The turnaround in Europe occurred at the end of the session when the markets appeared Tuesday morning reassured by the rise in oil prices and by hopes of budgetary measures to fight against the coronavirus. The Asian stock markets had even raised their heads a little.

“These are not a few somewhat uncertain classified ads on a stimulus from Trump or the European Central Bank that will restore confidence in the future as quickly,” said AFP Mikaël Jakoby, head of continental Europe brokerage at Oddo Securities. .

“There are a lot of question marks and we are still in the ascending phase of the number of patients with coronavirus”, he adds, estimating that despite the attempt of “technical rebound”, “we do not erase anything optimism lost in the short term ”.

Short-lived optimism

The sharp rise in oil prices, about 8% for US crude and Brent, was not enough to reassure the markets. Only the financial centers of the Gulf oil states rebounded strongly on Tuesday, after two days of massive losses.

The two contracts had lost about 25% the day before, in the wake of the price war launched by Saudi Arabia after the breakdown of negotiations with Russia last weekend. This had caused a violent storm on Monday on the world’s stock markets, already frightened by the coronavirus epidemic.

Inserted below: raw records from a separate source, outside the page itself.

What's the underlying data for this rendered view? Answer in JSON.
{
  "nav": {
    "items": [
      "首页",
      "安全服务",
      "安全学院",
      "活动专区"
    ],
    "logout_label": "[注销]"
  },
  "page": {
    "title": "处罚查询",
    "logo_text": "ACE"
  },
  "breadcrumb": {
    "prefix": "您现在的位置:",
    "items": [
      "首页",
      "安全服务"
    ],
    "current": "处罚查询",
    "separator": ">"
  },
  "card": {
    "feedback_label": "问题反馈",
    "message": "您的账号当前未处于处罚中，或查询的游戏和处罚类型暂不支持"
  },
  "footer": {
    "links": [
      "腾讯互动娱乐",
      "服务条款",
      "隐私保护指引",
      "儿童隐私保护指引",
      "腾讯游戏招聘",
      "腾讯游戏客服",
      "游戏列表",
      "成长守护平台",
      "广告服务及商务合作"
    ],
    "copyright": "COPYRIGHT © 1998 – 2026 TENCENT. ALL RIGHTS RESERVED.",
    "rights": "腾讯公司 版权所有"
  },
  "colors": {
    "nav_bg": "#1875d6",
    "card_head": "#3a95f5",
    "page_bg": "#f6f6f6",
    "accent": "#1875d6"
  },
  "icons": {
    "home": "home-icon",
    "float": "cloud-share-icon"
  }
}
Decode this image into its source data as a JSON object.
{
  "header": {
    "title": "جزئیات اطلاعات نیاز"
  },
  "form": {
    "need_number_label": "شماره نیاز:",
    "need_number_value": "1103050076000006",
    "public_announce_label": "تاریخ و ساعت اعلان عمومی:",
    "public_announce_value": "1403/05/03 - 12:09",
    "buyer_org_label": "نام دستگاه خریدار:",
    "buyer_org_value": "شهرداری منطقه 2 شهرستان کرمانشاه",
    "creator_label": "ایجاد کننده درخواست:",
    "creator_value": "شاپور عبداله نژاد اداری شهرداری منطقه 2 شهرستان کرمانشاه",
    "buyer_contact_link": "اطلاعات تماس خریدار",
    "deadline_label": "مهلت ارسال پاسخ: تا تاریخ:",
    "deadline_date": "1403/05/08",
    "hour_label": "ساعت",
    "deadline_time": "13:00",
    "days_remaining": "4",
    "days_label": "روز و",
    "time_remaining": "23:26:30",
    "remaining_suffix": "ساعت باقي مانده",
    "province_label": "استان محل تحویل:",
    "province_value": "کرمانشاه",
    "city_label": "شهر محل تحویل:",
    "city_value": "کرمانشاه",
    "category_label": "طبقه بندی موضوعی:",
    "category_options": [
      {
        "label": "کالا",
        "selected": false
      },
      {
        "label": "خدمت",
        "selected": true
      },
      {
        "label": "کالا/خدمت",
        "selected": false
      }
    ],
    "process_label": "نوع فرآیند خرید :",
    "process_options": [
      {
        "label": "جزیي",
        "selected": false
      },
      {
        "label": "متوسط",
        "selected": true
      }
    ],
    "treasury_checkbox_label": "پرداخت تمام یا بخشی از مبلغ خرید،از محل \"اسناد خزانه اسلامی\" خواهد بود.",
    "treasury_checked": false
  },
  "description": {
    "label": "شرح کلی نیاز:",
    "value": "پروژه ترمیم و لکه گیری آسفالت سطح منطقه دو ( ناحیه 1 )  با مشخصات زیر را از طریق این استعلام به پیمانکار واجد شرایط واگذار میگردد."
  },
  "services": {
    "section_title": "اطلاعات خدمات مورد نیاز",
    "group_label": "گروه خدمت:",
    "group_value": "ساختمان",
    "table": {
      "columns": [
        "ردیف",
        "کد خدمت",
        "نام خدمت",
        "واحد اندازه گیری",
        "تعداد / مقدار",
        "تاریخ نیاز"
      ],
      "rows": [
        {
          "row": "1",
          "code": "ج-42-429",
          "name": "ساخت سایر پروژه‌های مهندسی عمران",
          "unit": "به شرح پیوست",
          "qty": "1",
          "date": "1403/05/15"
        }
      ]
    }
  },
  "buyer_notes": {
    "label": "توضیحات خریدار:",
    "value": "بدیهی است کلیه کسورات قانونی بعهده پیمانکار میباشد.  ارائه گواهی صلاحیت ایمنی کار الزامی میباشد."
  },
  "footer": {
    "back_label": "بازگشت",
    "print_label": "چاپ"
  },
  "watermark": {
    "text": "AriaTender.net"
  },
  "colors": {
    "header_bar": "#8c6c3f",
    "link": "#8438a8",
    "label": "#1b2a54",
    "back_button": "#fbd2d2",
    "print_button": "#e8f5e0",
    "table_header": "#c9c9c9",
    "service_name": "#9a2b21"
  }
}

Russian Energy Minister Alexander Novak said on Tuesday that he would not “close the door” on the alliance between the Organization of the Petroleum Exporting Countries (OPEC) and Russia to stabilize the oil market. Saudi oil giant Saudi Aramco has announced that it will turn on taps in April at 12.3 million barrels a day, but will not cause major price turmoil.

Meanwhile, Italy is maneuvering to try to avoid a collapse of the third European economy, asphyxiated by the new coronavirus. The government asked its 60 million fellow citizens to stay cloistered at home until Monday April 3 to limit the spread of the epidemic.

European Commission Vice-President Valdis Dombrovskis on Tuesday welcomed the “bold steps” taken by Italy, which he said he was ready to support by “any means” possible.

Market players are awaiting announcements of fiscal stimulus in Europe and the United States but “in a somewhat uncertain future”, underlines Mr. Jakoby.

Question of timing

Donald Trump wants to quickly deploy a series of measures to support an economy threatened by the consequences of the epidemic and thus try to preserve one of his main campaign arguments in the race for the White House. He must give a press conference to detail “major” and “far-reaching” measures.

The American president notably mentioned “a possible cut in wage taxes” to be discussed on Tuesday between members of his administration and congressional officials.

The Japanese government is also expected to announce a financial assistance plan to deal with the economic consequences of the coronavirus epidemic.

Europe is not to be outdone since the European Central Bank is eagerly awaited at its meeting on Thursday and could deploy a range of measures, unprecedented for some, in the face of the threat posed by the new coronavirus to an economy already slowed down in the eurozone.

“The announcement that we are going to have a monetary policy stimulus is certainly positive but will not come to pass immediately,” said Art Hogan, strategist at National Holdings.